Net als het oude Griekenland kende ook het Romeinse Rijk enkele grote filosofen. Hoewel de wijsbegeerte een beduidend kleinere rol speelde bij de Romeinen dan bij de Grieken, konden zich toch enkele stromingen ontwikkelen, zoals het epicurisme en de Stoa. In dit artikel gaan we in op een Romeinse filosoof die behoorde tot deze laatste groep: Seneca. Deze stoïcijn gaf in ruim honderd brieven zijn kijk op hoe men diende te leven: volgens de natuur.’
Een korte biografie
Seneca (4 v.C. – 65 AD) werd opgeleid als filosoof en retoricus in Rome, waar hij de tutor en adviseur van de keizer Nero werd. Toen Seneca zag dat Nero het slechte pad op raakte, trok hij zich terug uit de politiek. Het is in deze, late periode van zijn leven dat hij zijn brieven (waarvan een groot deel hier in vertaling te lezen is) aan een zekere Lucilius schreef
Leven volgens de natuur
Seneca was een aanhanger van de Stoa, een filosofie die stelt dat de mens geen invloed heeft op gebeurtenissen (alles is al vastgesteld), maar dat de mens wel kan bepalen hoe hij of zij op deze gebeurtenissen reageert. De juiste reacties zullen leiden tot een gelukkig leven. Over het algemeen houden deze juiste reacties in dat ze niet worden beïnvloed door emoties, maar juist door logica en rationaliteit. In Seneca’s brieven komt dit sterk naar voren. Zo moet je niet bang zijn voor de dood (brief 54), maar juist accepteren dat de dood iets onvermijdelijks is. Hij vergelijkt het met de menselijke toestand voor de geboorte, iets waar we ook geen slechte herinneringen van over hebben. verder is Seneca sterk gekant tegen de ‘massa’ (brief 7): de grote groepen mensen waar men bijna dagelijks mee in contact komt. Hij stelt dat omgang met de massa de persoonlijke ontwikkeling verstoort omdat je gedrag vaak wordt beïnvloed door het gedrag van de massa. In vrijwel alle brieven legt Seneca uit wat de beste manier is om om te gaan met de gebeurtenissen van alledag.

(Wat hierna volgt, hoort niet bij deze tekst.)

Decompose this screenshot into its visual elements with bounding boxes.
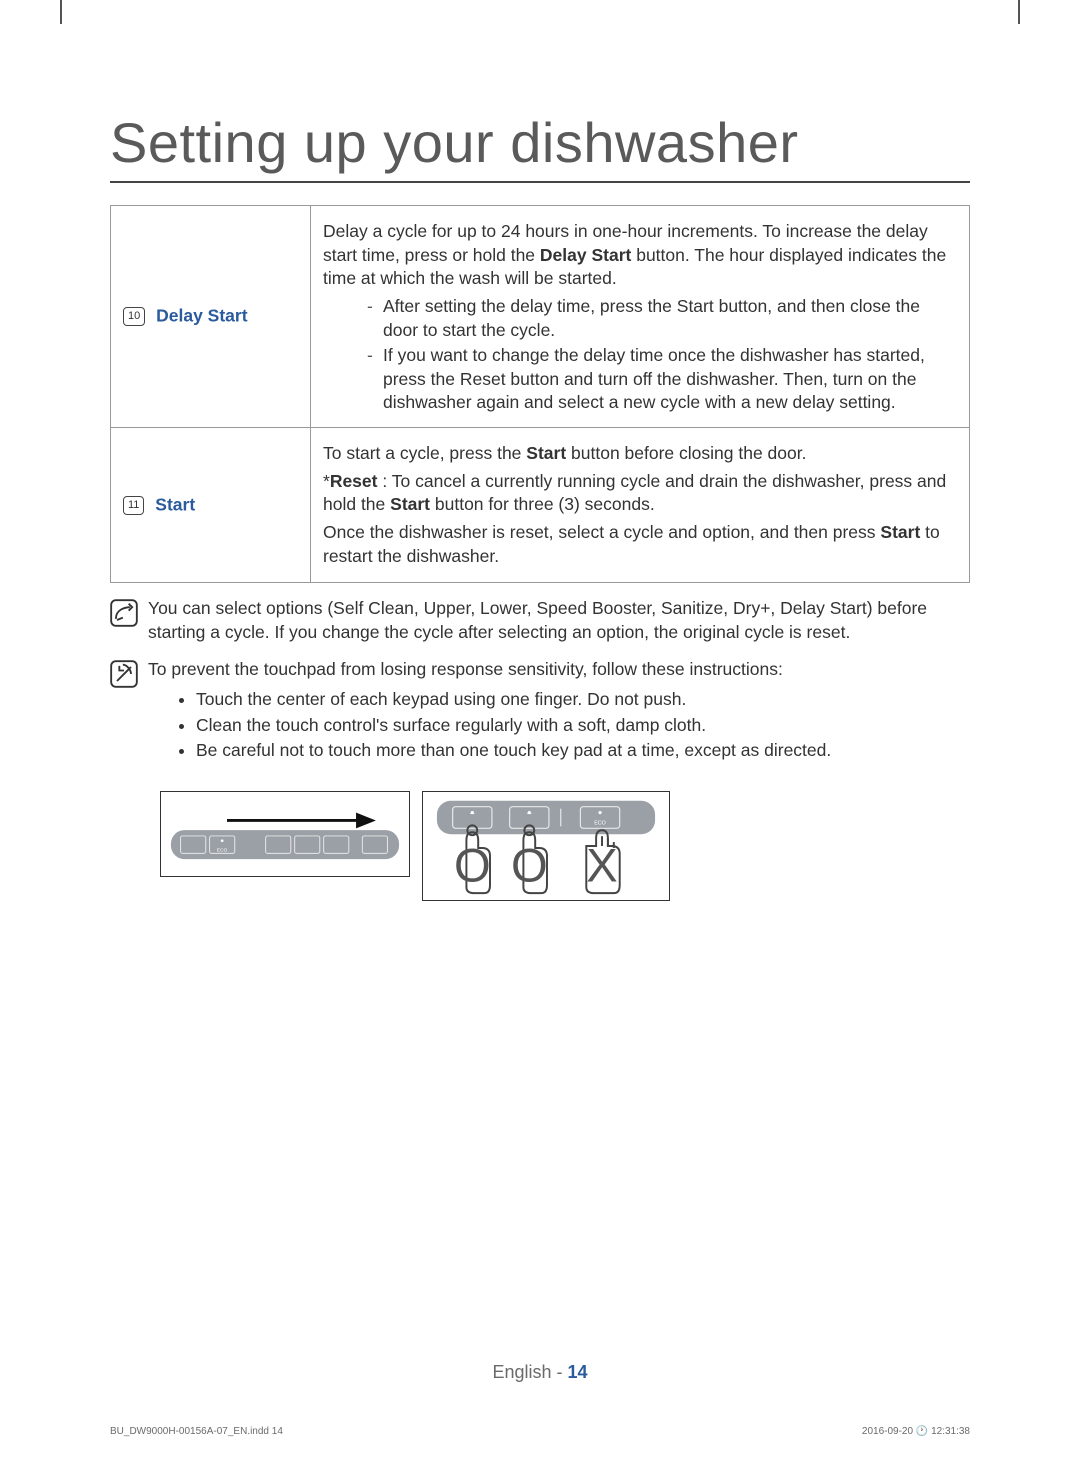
print-meta-left: BU_DW9000H-00156A-07_EN.indd 14: [110, 1426, 283, 1437]
table-row: 10 Delay Start Delay a cycle for up to 2…: [111, 206, 970, 428]
print-meta-right: 2016-09-20 🕐 12:31:38: [862, 1426, 970, 1437]
features-table: 10 Delay Start Delay a cycle for up to 2…: [110, 205, 970, 583]
page-footer: English - 14: [0, 1362, 1080, 1383]
svg-text:O: O: [511, 838, 548, 891]
feature-item: After setting the delay time, press the …: [383, 295, 957, 342]
feature-description: To start a cycle, press the Start button…: [311, 428, 970, 583]
feature-para: To start a cycle, press the Start button…: [323, 442, 957, 466]
feature-intro: Delay a cycle for up to 24 hours in one-…: [323, 220, 957, 291]
feature-para: *Reset : To cancel a currently running c…: [323, 470, 957, 517]
footer-language: English: [492, 1362, 551, 1382]
feature-para: Once the dishwasher is reset, select a c…: [323, 521, 957, 568]
feature-label-cell: 10 Delay Start: [111, 206, 311, 428]
touchpad-diagram: ECO ECO: [160, 791, 970, 901]
feature-item: If you want to change the delay time onc…: [383, 344, 957, 415]
note-bullet-list: Touch the center of each keypad using on…: [148, 688, 970, 763]
table-row: 11 Start To start a cycle, press the Sta…: [111, 428, 970, 583]
footer-page-number: 14: [568, 1362, 588, 1382]
note-bullet: Be careful not to touch more than one to…: [196, 739, 970, 763]
page-content: Setting up your dishwasher 10 Delay Star…: [0, 0, 1080, 901]
feature-label-cell: 11 Start: [111, 428, 311, 583]
svg-text:ECO: ECO: [217, 847, 228, 853]
note-block: To prevent the touchpad from losing resp…: [110, 658, 970, 765]
note-text: You can select options (Self Clean, Uppe…: [148, 597, 970, 644]
control-panel-illustration: ECO: [160, 791, 410, 877]
svg-text:O: O: [454, 838, 491, 891]
note-block: You can select options (Self Clean, Uppe…: [110, 597, 970, 644]
note-intro: To prevent the touchpad from losing resp…: [148, 658, 970, 682]
feature-number-badge: 11: [123, 496, 144, 515]
feature-name: Start: [155, 495, 195, 515]
note-icon: [110, 599, 138, 627]
page-title: Setting up your dishwasher: [110, 110, 970, 183]
touch-guidance-illustration: ECO O O X: [422, 791, 670, 901]
note-bullet: Clean the touch control's surface regula…: [196, 714, 970, 738]
note-bullet: Touch the center of each keypad using on…: [196, 688, 970, 712]
feature-description: Delay a cycle for up to 24 hours in one-…: [311, 206, 970, 428]
svg-text:X: X: [586, 838, 617, 891]
feature-name: Delay Start: [156, 306, 247, 326]
svg-text:ECO: ECO: [594, 820, 606, 826]
caution-icon: [110, 660, 138, 688]
feature-number-badge: 10: [123, 307, 145, 326]
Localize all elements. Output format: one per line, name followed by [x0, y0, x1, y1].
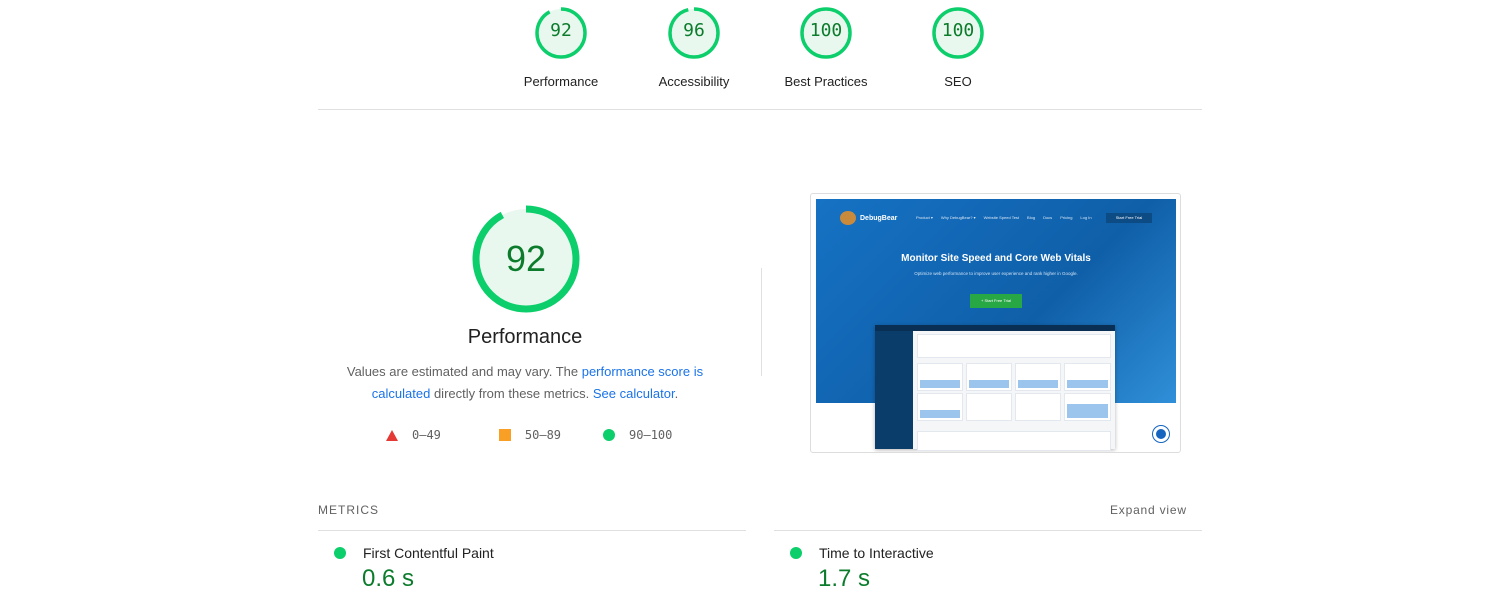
gauge-label: Performance: [523, 74, 599, 89]
performance-score: 92: [505, 238, 547, 279]
score-description: Values are estimated and may vary. The p…: [330, 361, 720, 405]
gauge-accessibility[interactable]: 96 Accessibility: [634, 0, 754, 89]
metric-name: First Contentful Paint: [363, 545, 494, 561]
metric-value: 0.6 s: [362, 565, 415, 592]
screenshot-nav-cta: Start Free Trial: [1106, 213, 1152, 223]
triangle-icon: [386, 429, 398, 441]
pass-circle-icon: [790, 547, 802, 559]
gauge-performance[interactable]: 92 Performance: [501, 0, 621, 89]
performance-gauge-large: 92: [470, 203, 582, 315]
expand-view-button[interactable]: Expand view: [1110, 503, 1187, 517]
final-screenshot[interactable]: DebugBear Product ▾ Why DebugBear? ▾ Websi…: [810, 193, 1181, 453]
gauge-seo[interactable]: 100 SEO: [898, 0, 1018, 89]
bear-logo-icon: [840, 211, 856, 225]
screenshot-nav-item: Docs: [1043, 215, 1053, 220]
gauge-score: 100: [809, 20, 843, 41]
gauge-label: SEO: [944, 74, 972, 89]
legend-range: 90–100: [629, 428, 673, 442]
metric-tti: Time to Interactive 1.7 s: [790, 545, 934, 593]
gauge-best-practices[interactable]: 100 Best Practices: [766, 0, 886, 89]
screenshot-subheadline: Optimize web performance to improve user…: [914, 271, 1078, 276]
screenshot-nav-item: Log In: [1080, 215, 1092, 220]
legend-range: 0–49: [412, 428, 441, 442]
screenshot-nav-item: Why DebugBear? ▾: [940, 215, 976, 220]
section-title: Performance: [467, 326, 583, 348]
divider: [774, 530, 1202, 531]
chat-icon: [1153, 426, 1169, 442]
metric-value: 1.7 s: [818, 565, 871, 592]
brand: DebugBear: [860, 214, 898, 222]
screenshot-nav-item: Blog: [1027, 215, 1036, 220]
metric-name: Time to Interactive: [819, 545, 934, 561]
gauge-label: Accessibility: [658, 74, 730, 89]
score-legend: 0–49 50–89 90–100: [386, 428, 710, 442]
dashboard-preview: [875, 325, 1115, 451]
square-icon: [498, 429, 511, 441]
desc-text: Values are estimated and may vary. The: [346, 364, 582, 379]
see-calculator-link[interactable]: See calculator: [592, 386, 675, 401]
gauge-score: 100: [941, 20, 975, 41]
gauge-score: 96: [683, 20, 705, 41]
screenshot-nav-item: Pricing: [1060, 215, 1073, 220]
gauge-label: Best Practices: [784, 74, 868, 89]
metrics-heading: METRICS: [318, 503, 379, 517]
divider: [318, 530, 746, 531]
screenshot-nav-item: Product ▾: [916, 215, 933, 220]
legend-range: 50–89: [524, 428, 562, 442]
screenshot-cta: + Start Free Trial: [970, 294, 1022, 308]
screenshot-nav: Product ▾ Why DebugBear? ▾ Website Speed T…: [916, 215, 1092, 220]
metric-fcp: First Contentful Paint 0.6 s: [334, 545, 494, 593]
pass-circle-icon: [334, 547, 346, 559]
screenshot-headline: Monitor Site Speed and Core Web Vitals: [901, 253, 1091, 264]
divider: [761, 268, 762, 376]
circle-icon: [603, 429, 616, 441]
desc-text: .: [674, 386, 679, 401]
gauge-score: 92: [550, 20, 572, 41]
desc-text: directly from these metrics.: [430, 386, 593, 401]
performance-score-link[interactable]: performance score is calculated: [371, 364, 704, 401]
divider: [318, 109, 1202, 110]
screenshot-nav-item: Website Speed Test: [983, 215, 1020, 220]
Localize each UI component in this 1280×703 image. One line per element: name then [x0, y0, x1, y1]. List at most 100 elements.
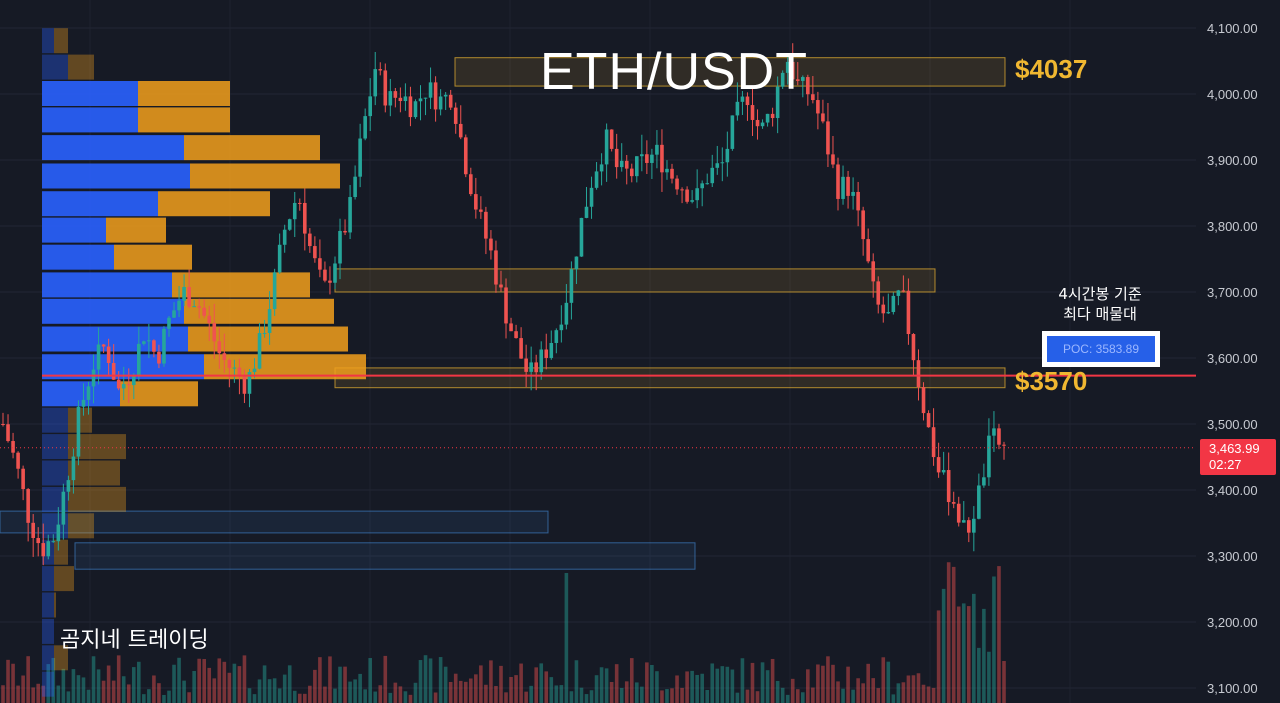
- profile-bar-buy: [42, 81, 138, 106]
- volume-bar: [383, 655, 388, 703]
- volume-bar: [318, 657, 322, 703]
- volume-bar: [740, 658, 745, 703]
- volume-bar: [474, 674, 478, 703]
- profile-bar-buy: [42, 566, 54, 592]
- profile-bar-buy: [42, 434, 68, 460]
- profile-bar-buy: [42, 28, 54, 54]
- volume-bar: [992, 576, 996, 703]
- profile-bar-buy: [42, 244, 114, 270]
- volume-bar: [343, 666, 347, 703]
- price-tick-label: 3,600.00: [1207, 351, 1258, 366]
- candle-body: [137, 343, 141, 377]
- volume-bar: [961, 603, 966, 703]
- poc-label: POC: 3583.89: [1047, 336, 1155, 362]
- candle-body: [26, 489, 30, 523]
- volume-bar: [116, 655, 121, 703]
- candle-body: [453, 107, 458, 124]
- volume-bar: [131, 667, 136, 703]
- volume-bar: [348, 681, 352, 703]
- candle-body: [192, 306, 196, 308]
- volume-bar: [463, 681, 468, 703]
- profile-bar-sell: [106, 217, 166, 243]
- reference-lines: [0, 374, 1196, 449]
- candle-body: [252, 368, 257, 373]
- candle-body: [353, 176, 357, 198]
- candle-body: [896, 290, 901, 296]
- candle-body: [931, 427, 936, 458]
- volume-bar: [31, 687, 35, 703]
- candle-body: [569, 269, 574, 303]
- candle-body: [795, 79, 800, 81]
- candle-body: [106, 346, 111, 363]
- price-zone: [74, 542, 696, 570]
- candle-body: [720, 162, 725, 164]
- candle-body: [433, 82, 438, 110]
- candle-body: [257, 333, 262, 369]
- volume-bar: [499, 665, 503, 703]
- candle-body: [242, 376, 247, 394]
- volume-bar: [800, 692, 805, 703]
- candle-body: [584, 206, 589, 218]
- poc-annotation: 4시간봉 기준 최다 매물대: [1030, 284, 1170, 324]
- candle-body: [564, 302, 569, 325]
- volume-bar: [760, 662, 765, 703]
- candle-body: [71, 456, 76, 481]
- volume-bar: [876, 688, 881, 703]
- profile-bar-buy: [42, 163, 190, 189]
- profile-bar-buy: [42, 645, 54, 671]
- volume-bar: [1002, 660, 1006, 703]
- volume-bar: [287, 665, 292, 703]
- volume-bar: [323, 686, 327, 703]
- volume-bar: [780, 687, 785, 703]
- price-tick-label: 3,100.00: [1207, 681, 1258, 696]
- candle-body: [217, 341, 222, 354]
- candle-body: [172, 310, 176, 318]
- candle-body: [680, 189, 684, 191]
- volume-bar: [76, 675, 81, 703]
- volume-bar: [142, 694, 146, 703]
- volume-bar: [972, 593, 976, 703]
- volume-bar: [51, 657, 56, 703]
- volume-bar: [182, 680, 186, 703]
- candle-body: [197, 306, 201, 308]
- candle-body: [811, 94, 815, 101]
- volume-bar: [604, 668, 609, 703]
- candle-body: [237, 367, 242, 377]
- candle-body: [76, 406, 81, 457]
- candle-body: [202, 307, 207, 316]
- volume-bar: [614, 664, 619, 703]
- candle-body: [126, 384, 131, 386]
- profile-bar-sell: [68, 513, 94, 539]
- candle-body: [826, 121, 830, 155]
- volume-bar: [645, 662, 649, 703]
- candle-body: [31, 522, 35, 539]
- candle-body: [946, 470, 951, 503]
- candle-body: [81, 399, 86, 407]
- volume-bar: [428, 658, 433, 703]
- candle-body: [443, 94, 448, 97]
- candle-body: [398, 97, 403, 102]
- last-price-badge: 3,463.99 02:27: [1200, 439, 1276, 475]
- volume-bar: [187, 692, 191, 703]
- candle-body: [167, 317, 171, 329]
- price-axis[interactable]: 4,100.00 4,000.00 3,900.00 3,800.00 3,700.00…: [1207, 21, 1258, 696]
- candle-body: [91, 369, 96, 387]
- profile-bar-buy: [42, 217, 106, 243]
- candle-body: [1, 424, 5, 425]
- profile-bar-sell: [184, 298, 334, 324]
- price-tick-label: 3,300.00: [1207, 549, 1258, 564]
- volume-bar: [594, 675, 599, 703]
- volume-bar: [353, 679, 357, 703]
- volume-bar: [695, 674, 699, 703]
- volume-bar: [373, 691, 378, 703]
- volume-bar: [574, 660, 579, 703]
- candle-body: [262, 332, 267, 334]
- volume-bar: [826, 656, 830, 703]
- candle-body: [282, 229, 287, 245]
- volume-bar: [584, 694, 589, 703]
- candle-body: [715, 163, 720, 168]
- volume-bar: [16, 685, 20, 703]
- candle-body: [519, 338, 523, 359]
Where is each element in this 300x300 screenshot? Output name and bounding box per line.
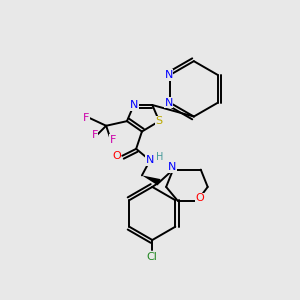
Text: F: F — [92, 130, 98, 140]
Text: O: O — [112, 151, 121, 161]
Text: O: O — [195, 194, 204, 203]
Text: N: N — [164, 70, 173, 80]
Text: N: N — [168, 162, 176, 172]
Text: Cl: Cl — [147, 252, 158, 262]
Text: N: N — [146, 155, 154, 165]
Text: S: S — [156, 116, 163, 126]
Text: N: N — [130, 100, 138, 110]
Polygon shape — [142, 176, 161, 185]
Text: F: F — [83, 113, 90, 123]
Text: F: F — [110, 135, 116, 145]
Text: N: N — [164, 98, 173, 108]
Text: H: H — [155, 152, 163, 162]
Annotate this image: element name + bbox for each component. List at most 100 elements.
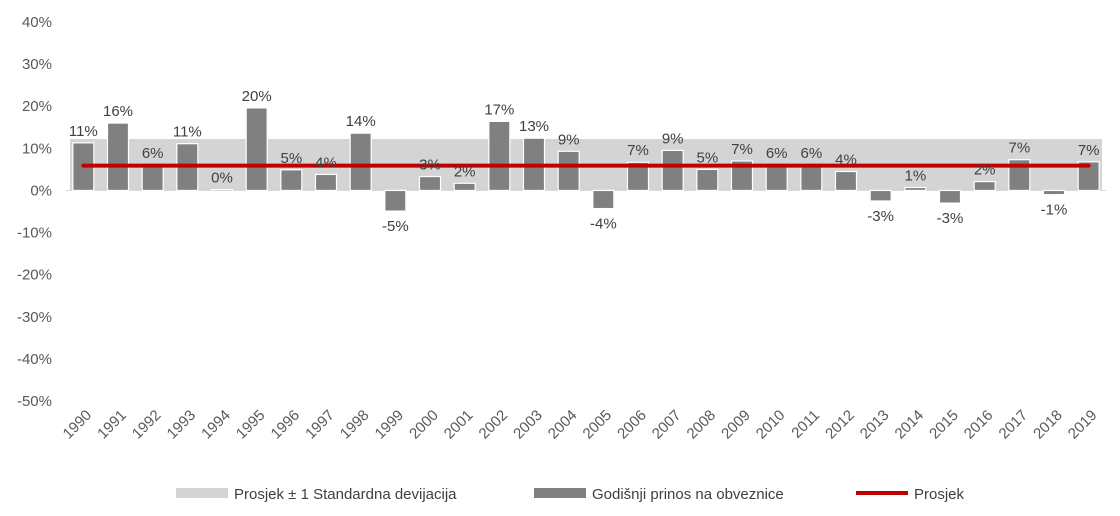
x-tick-label: 2014 [892,407,928,443]
bar-2000 [418,175,442,192]
legend: Prosjek ± 1 Standardna devijacija Godišn… [176,486,965,503]
data-label-2009: 7% [731,141,753,158]
data-label-1993: 11% [173,124,202,141]
bar-layer [72,107,1100,212]
bar-2008 [696,168,719,192]
y-tick-label: -30% [17,309,52,326]
bar-2009 [730,160,754,192]
bar-2018 [1042,189,1066,196]
bar-2007 [661,149,684,192]
data-label-2018: -1% [1041,202,1068,219]
bar-2004 [557,150,580,192]
data-label-2004: 9% [558,131,580,148]
x-tick-label: 2001 [441,407,477,443]
data-label-2003: 13% [519,118,549,135]
x-tick-label: 1998 [337,407,373,443]
x-tick-label: 2013 [857,407,893,443]
x-tick-label: 2016 [961,407,997,443]
data-label-2001: 2% [454,163,476,180]
data-label-2000: 3% [419,157,441,174]
x-tick-label: 2019 [1065,407,1101,443]
data-label-2015: -3% [937,210,964,227]
bar-1995 [245,107,268,192]
legend-swatch-bars [534,488,586,498]
data-label-1996: 5% [280,150,302,167]
data-label-2008: 5% [696,149,718,166]
x-tick-label: 2008 [684,407,720,443]
x-tick-label: 1996 [268,407,304,443]
x-tick-label: 2017 [996,407,1032,443]
x-tick-label: 1995 [233,407,269,443]
legend-label-line: Prosjek [914,486,965,503]
legend-label-band: Prosjek ± 1 Standardna devijacija [234,486,457,503]
x-tick-label: 1997 [302,407,338,443]
bar-2012 [834,170,858,192]
data-label-1991: 16% [103,103,133,120]
y-tick-label: 10% [22,140,52,157]
x-tick-label: 1992 [129,407,165,443]
bar-2005 [592,189,615,210]
bar-2019 [1077,161,1100,192]
x-tick-label: 2002 [476,407,512,443]
data-label-1995: 20% [242,88,272,105]
data-label-2017: 7% [1008,140,1030,157]
bar-1999 [384,189,407,212]
bar-2014 [904,186,927,192]
bar-2016 [973,181,996,192]
y-tick-label: 20% [22,98,52,115]
y-tick-label: 30% [22,56,52,73]
bar-1992 [141,164,164,192]
data-label-1997: 4% [315,154,337,171]
data-label-2012: 4% [835,151,857,168]
data-label-1999: -5% [382,218,409,235]
data-label-2011: 6% [800,145,822,162]
x-tick-label: 1990 [60,407,96,443]
x-tick-label: 2011 [788,407,823,442]
bar-2010 [765,164,788,192]
x-tick-label: 2018 [1030,407,1066,443]
x-tick-label: 2004 [545,407,581,443]
data-label-2019: 7% [1078,142,1100,159]
data-label-2002: 17% [484,101,514,118]
data-label-1992: 6% [142,145,164,162]
data-label-2014: 1% [904,167,926,184]
bar-2002 [488,120,511,192]
bar-2006 [626,161,650,192]
x-tick-label: 2015 [926,407,962,443]
bar-2001 [453,182,476,192]
data-label-2013: -3% [867,208,894,225]
data-label-1998: 14% [346,113,376,130]
y-tick-label: -40% [17,351,52,368]
x-tick-label: 2003 [510,407,546,443]
x-tick-label: 1991 [94,407,130,443]
x-axis-ticks: 1990 1991 1992 1993 1994 1995 1996 1997 1998 1999… [60,407,1101,443]
x-tick-label: 1999 [372,407,408,443]
data-label-1994: 0% [211,170,233,187]
bar-1991 [106,122,130,192]
x-tick-label: 2000 [406,407,442,443]
data-label-2016: 2% [974,162,996,179]
bar-1998 [349,132,372,192]
y-tick-label: -10% [17,225,52,242]
bar-2011 [800,164,823,192]
bar-1996 [280,169,303,192]
data-label-1990: 11% [69,123,98,140]
x-tick-label: 2010 [753,407,789,443]
y-tick-label: -50% [17,393,52,410]
legend-swatch-band [176,488,228,498]
x-tick-label: 2012 [822,407,858,443]
x-tick-label: 2006 [614,407,650,443]
bar-1994 [210,189,234,192]
x-tick-label: 2007 [649,407,685,443]
y-tick-label: -20% [17,267,52,284]
y-tick-label: 0% [30,182,52,199]
data-label-2005: -4% [590,216,617,233]
y-tick-label: 40% [22,14,52,31]
bar-1997 [314,173,338,192]
x-tick-label: 2009 [718,407,754,443]
bar-2013 [869,189,892,202]
data-labels: 11% 16% 6% 11% 0% 20% 5% 4% 14% -5% 3% 2% 17% 13% 9% -4… [69,88,1100,235]
x-tick-label: 2005 [580,407,616,443]
x-tick-label: 1993 [164,407,200,443]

Hoewel Seneca bijna tweeduizend jaar leefde, zijn zijn brieven ook nu nog vaak toepasbaar. Dit laat wederom zien dat filosofie vrijwel tijdloos is. Natuurlijk zijn er uitzonderingen: zo is er ook een brief over de omgang met slaven (brief 47), maar de ‘gedragsregels’ die Seneca hierin voorschrijft kunnen ook in andere, huidige situaties van pas komen.